On the court delays Mirza said: "We do not have any jurisdiction over the courts as the judicial process takes its own course."

Canadian investigative report

The BBC report follows a similar investigation by Canada’s CBC ‘Marketplace’ programme in September 2017, which found that more than 800 Canadians may have purchased fake degrees. CBC’s reporters said they obtained the business records of Axact and spent “months combing through” thousands of recorded degree transactions.

At the time of the CBC investigation Axact's US lawyer, Todd Holleman, said the company "does not own or operate any online education web sites [sic] or schools, and there has never been any evidence produced to show that Axact owns or operates any such web sites [sic] or schools".

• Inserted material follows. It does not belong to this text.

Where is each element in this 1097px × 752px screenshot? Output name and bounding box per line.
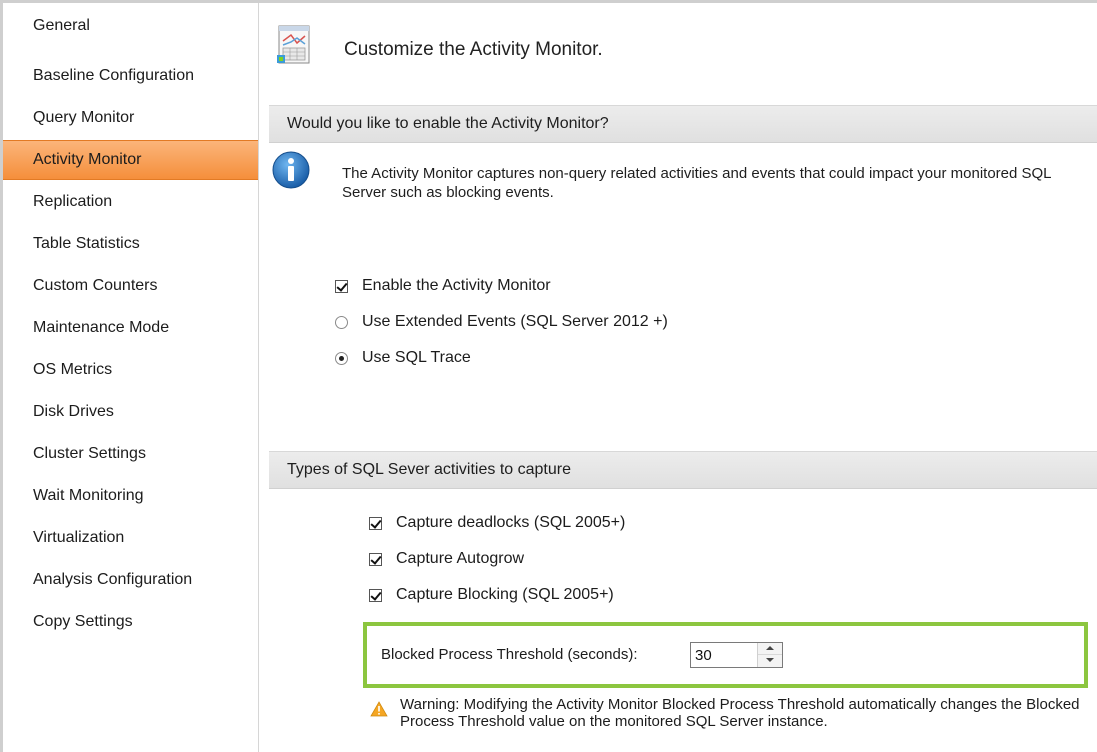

Holleman indicated that the diploma mills were created by clients of Axact and that it "does not condone or support any alleged wrongful or fraudulent conduct by its clients, who are independent businesses".

Although the Axact-linked fake degrees business was said to have been shut down after the 2015 raids, a BBC journalist from ‘File on Four’, said he was offered a fake degree in business administration within minutes of calling the Axact office in Karachi last year. During a later phone call, the Axact representative claimed they had branches all over America.

BBC Journalist Simon Cox told Pakistan’s The News: “When we told UK’s educational bodies about Axact’s activities in the UK, they were simply not aware Axact was operating again. They are using these loopholes where the UK can’t do anything. Because they will say it’s up to Pakistani authorities or American authorities because they are pretending to be an American university.”

Cox said the BBC found that Axact continued to run allegedly fake university sites such as Brooklyn Park University, Neil Wilson University and Nixon University which exist only “online and don’t exist on the ground”.

The BBC did a thorough investigation to establish the involvement of Axact in the fraud business, Cox said.

Yojana Sharma contributed to this article from London.